If sitting out taught the Cardinals anything, it's that they must take advantage of this opportunity.
"The difficult thing about last year was our culture as a basketball team, especially in the humility department, was changed tremendously by Damion Lee and Trey Lewis. That's what hurts," Pitino said Thursday in Indianapolis. "Those guys transferred to Louisville to play in the NCAA Tournament and they never got a chance to play. But they did change the culture of our basketball team becoming a very humble group."
The dings still exist, too.
Louisville (24-8) gave up two scholarships this season, and is still waiting to hear back from the NCAA in regards to its response to alleged recruiting violations that included accusations of strippers being hired to win over high-school prospects. The NCAA has not provided a timetable for the response its headquarters, just a short walk from where the Cardinals open tourney play against first-time entrant Jacksonville State (20-14) on Friday.
The winner faces seventh-seeded Michigan or 10th-seeded Oklahoma State on Sunday in the second round of the Midwest Regional.
On the court, little has changed.
The Cardinals still like to press, still score points and can still turn up the tempo as they did in a 77-62 victory over Indiana in their last trip to Bankers Life Fieldhouse in December.
Pitino also continues to see the game through a different set of eyes than some of his coaching colleagues.
"Someone said that we play four, five different defenses," first-year Jacksonville State coach Ray Harper said. "He's seen some that I don't even know we do. I didn't know we played that many. I asked one of my assistants, are we really playing this many zones? So I don't know. I tell you what I expect, I expect a team that's going to come after us right from the get-go."

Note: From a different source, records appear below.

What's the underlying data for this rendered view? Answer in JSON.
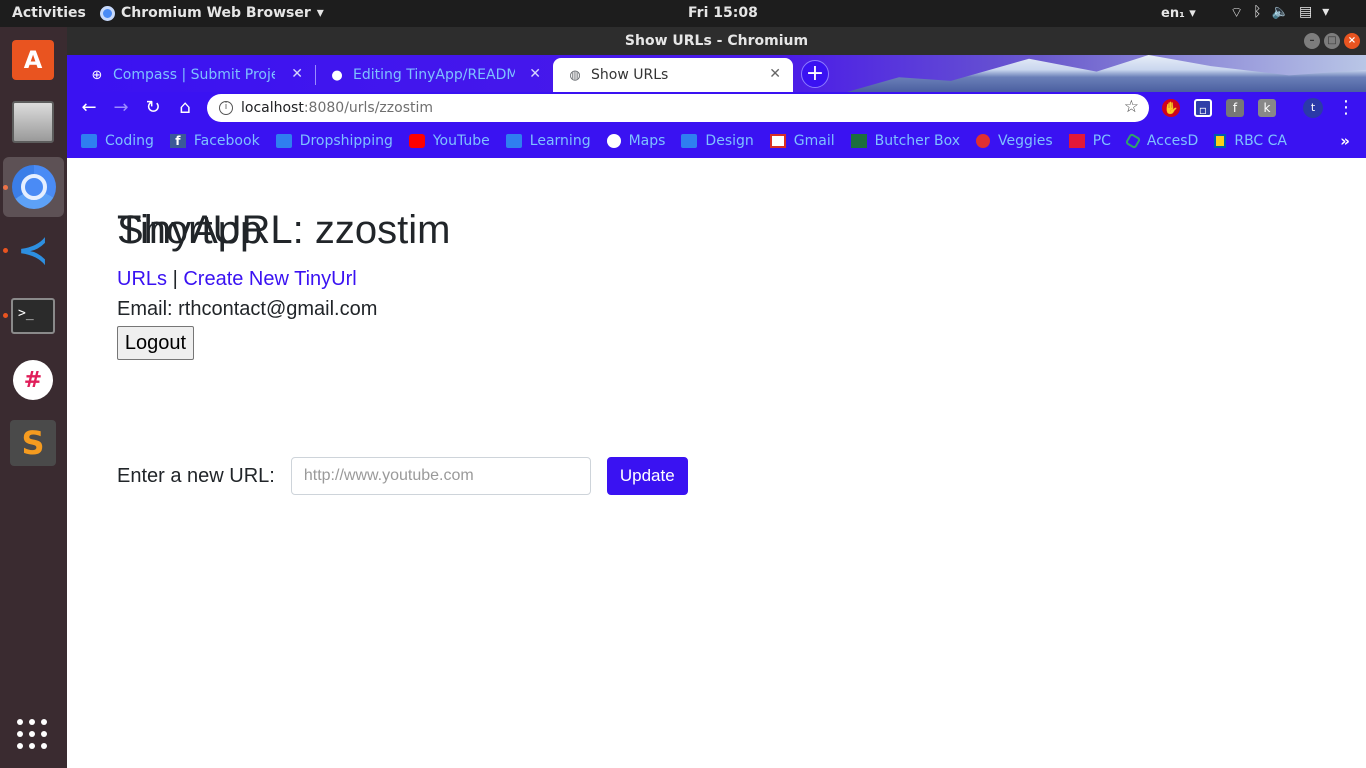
{
  "topbar": {
    "activities": "Activities",
    "app_name": "Chromium Web Browser",
    "clock": "Fri 15:08",
    "lang": "en₁"
  },
  "window": {
    "title": "Show URLs - Chromium"
  },
  "tabs": [
    {
      "title": "Compass | Submit Project",
      "icon": "compass-icon",
      "active": false
    },
    {
      "title": "Editing TinyApp/README",
      "icon": "github-icon",
      "active": false
    },
    {
      "title": "Show URLs",
      "icon": "globe-icon",
      "active": true
    }
  ],
  "omnibox": {
    "host": "localhost",
    "path": ":8080/urls/zzostim"
  },
  "profile_initial": "t",
  "bookmarks": [
    {
      "label": "Coding",
      "icon": "folder-icon"
    },
    {
      "label": "Facebook",
      "icon": "facebook-icon"
    },
    {
      "label": "Dropshipping",
      "icon": "folder-icon"
    },
    {
      "label": "YouTube",
      "icon": "youtube-icon"
    },
    {
      "label": "Learning",
      "icon": "folder-icon"
    },
    {
      "label": "Maps",
      "icon": "globe-icon"
    },
    {
      "label": "Design",
      "icon": "folder-icon"
    },
    {
      "label": "Gmail",
      "icon": "gmail-icon"
    },
    {
      "label": "Butcher Box",
      "icon": "butcherbox-icon"
    },
    {
      "label": "Veggies",
      "icon": "tomato-icon"
    },
    {
      "label": "PC",
      "icon": "pc-icon"
    },
    {
      "label": "AccesD",
      "icon": "accesd-icon"
    },
    {
      "label": "RBC CA",
      "icon": "rbc-icon"
    }
  ],
  "page": {
    "app_title": "TinyApp",
    "nav": {
      "urls": "URLs",
      "separator": "|",
      "create": "Create New TinyUrl"
    },
    "email_label": "Email:",
    "email": "rthcontact@gmail.com",
    "logout": "Logout",
    "short_heading": "ShortURL: zzostim",
    "form": {
      "label": "Enter a new URL:",
      "placeholder": "http://www.youtube.com",
      "submit": "Update"
    }
  },
  "colors": {
    "accent": "#3a12f2",
    "ubuntu_orange": "#e95420"
  }
}
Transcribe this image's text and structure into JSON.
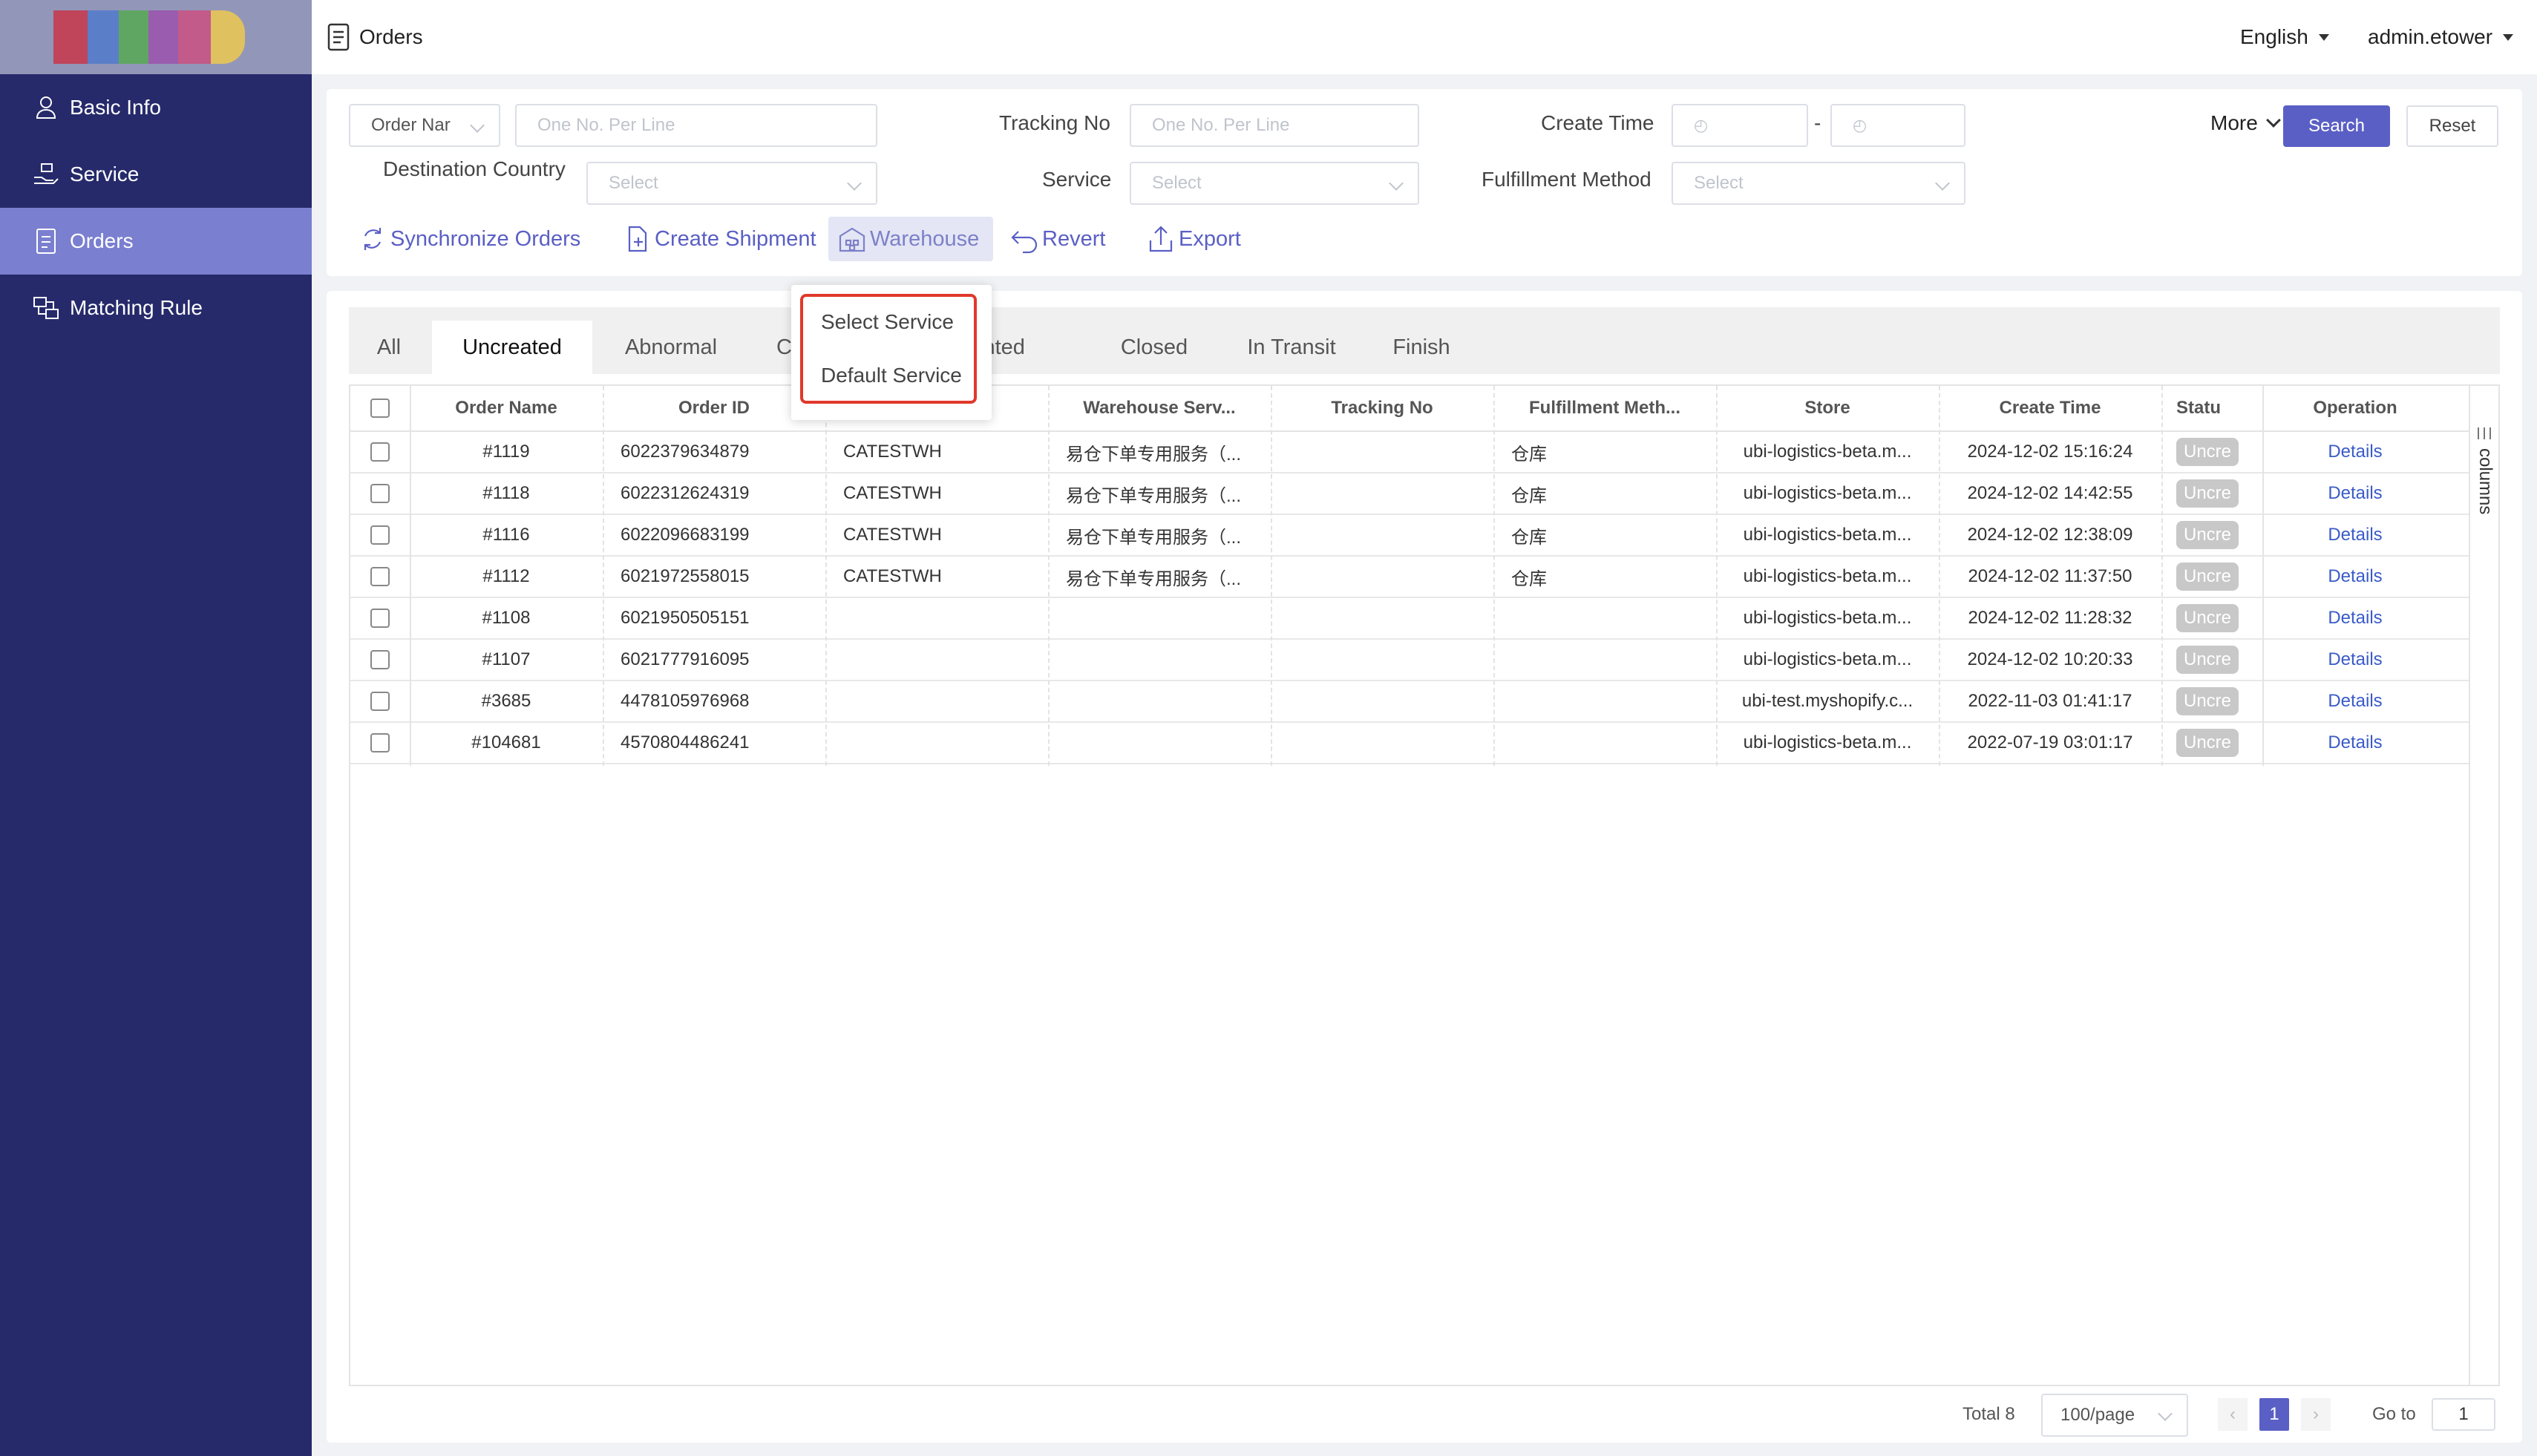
{
  "sidebar": {
    "items": [
      {
        "label": "Basic Info"
      },
      {
        "label": "Service"
      },
      {
        "label": "Orders"
      },
      {
        "label": "Matching Rule"
      }
    ]
  },
  "header": {
    "title": "Orders",
    "language": "English",
    "user": "admin.etower"
  },
  "filters": {
    "order_select": "Order Nar",
    "order_placeholder": "One No. Per Line",
    "tracking_label": "Tracking No",
    "tracking_placeholder": "One No. Per Line",
    "create_time_label": "Create Time",
    "date_sep": "-",
    "destination_label": "Destination Country",
    "destination_placeholder": "Select",
    "service_label": "Service",
    "service_placeholder": "Select",
    "fulfillment_label": "Fulfillment Method",
    "fulfillment_placeholder": "Select",
    "more": "More",
    "search": "Search",
    "reset": "Reset"
  },
  "actions": {
    "sync": "Synchronize Orders",
    "create": "Create Shipment",
    "warehouse": "Warehouse",
    "revert": "Revert",
    "export": "Export"
  },
  "dropdown": {
    "options": [
      "Select Service",
      "Default Service"
    ]
  },
  "tabs": [
    {
      "label": "All"
    },
    {
      "label": "Uncreated"
    },
    {
      "label": "Abnormal"
    },
    {
      "label": "C"
    },
    {
      "label": "inted"
    },
    {
      "label": "Closed"
    },
    {
      "label": "In Transit"
    },
    {
      "label": "Finish"
    }
  ],
  "table": {
    "columns": [
      "Order Name",
      "Order ID",
      "Warehouse Serv...",
      "Tracking No",
      "Fulfillment Meth...",
      "Store",
      "Create Time",
      "Statu",
      "Operation"
    ],
    "side_label": "columns",
    "rows": [
      {
        "name": "#1119",
        "id": "6022379634879",
        "service": "CATESTWH",
        "wh": "易仓下单专用服务（...",
        "tracking": "",
        "fulfill": "仓库",
        "store": "ubi-logistics-beta.m...",
        "time": "2024-12-02 15:16:24",
        "status": "Uncre",
        "op": "Details"
      },
      {
        "name": "#1118",
        "id": "6022312624319",
        "service": "CATESTWH",
        "wh": "易仓下单专用服务（...",
        "tracking": "",
        "fulfill": "仓库",
        "store": "ubi-logistics-beta.m...",
        "time": "2024-12-02 14:42:55",
        "status": "Uncre",
        "op": "Details"
      },
      {
        "name": "#1116",
        "id": "6022096683199",
        "service": "CATESTWH",
        "wh": "易仓下单专用服务（...",
        "tracking": "",
        "fulfill": "仓库",
        "store": "ubi-logistics-beta.m...",
        "time": "2024-12-02 12:38:09",
        "status": "Uncre",
        "op": "Details"
      },
      {
        "name": "#1112",
        "id": "6021972558015",
        "service": "CATESTWH",
        "wh": "易仓下单专用服务（...",
        "tracking": "",
        "fulfill": "仓库",
        "store": "ubi-logistics-beta.m...",
        "time": "2024-12-02 11:37:50",
        "status": "Uncre",
        "op": "Details"
      },
      {
        "name": "#1108",
        "id": "6021950505151",
        "service": "",
        "wh": "",
        "tracking": "",
        "fulfill": "",
        "store": "ubi-logistics-beta.m...",
        "time": "2024-12-02 11:28:32",
        "status": "Uncre",
        "op": "Details"
      },
      {
        "name": "#1107",
        "id": "6021777916095",
        "service": "",
        "wh": "",
        "tracking": "",
        "fulfill": "",
        "store": "ubi-logistics-beta.m...",
        "time": "2024-12-02 10:20:33",
        "status": "Uncre",
        "op": "Details"
      },
      {
        "name": "#3685",
        "id": "4478105976968",
        "service": "",
        "wh": "",
        "tracking": "",
        "fulfill": "",
        "store": "ubi-test.myshopify.c...",
        "time": "2022-11-03 01:41:17",
        "status": "Uncre",
        "op": "Details"
      },
      {
        "name": "#104681",
        "id": "4570804486241",
        "service": "",
        "wh": "",
        "tracking": "",
        "fulfill": "",
        "store": "ubi-logistics-beta.m...",
        "time": "2022-07-19 03:01:17",
        "status": "Uncre",
        "op": "Details"
      }
    ]
  },
  "pagination": {
    "total": "Total 8",
    "page_size": "100/page",
    "current": "1",
    "goto_label": "Go to",
    "goto_value": "1"
  },
  "colors": {
    "sidebar": "#262a6b",
    "active_nav": "#7a7fd0",
    "primary": "#5a5fc5",
    "highlight_border": "#e0392b"
  }
}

Especially if there's any caged up frustration from last season's absence.
The real danger for the Ohio Valley Conference champion is that this is when Pitino's teams thrive. Among active coaches, he's currently No. 7 with a winning percentage of .740. In March and April, he's No. 2 at 53-18 (.746).
And these Cardinals are eager to stick around this year after already learning one tough lesson about being a one-and--done team in the ACC Tournament.
"For us, it showed us the urgency we have to play with because we went up there for one game and had to go back home," Louisville forward Deng Adel said. "We kind of felt how bad it felt to lose and go home."
Pitino hopes they've figured it out.
"It's always my favorite time of year," he said. "When I was in the pros, I missed it terribly. All the guys on the bus in the pros were talking about what team they were picking. You realize it's Russian roulette because anybody can beat you on any given night."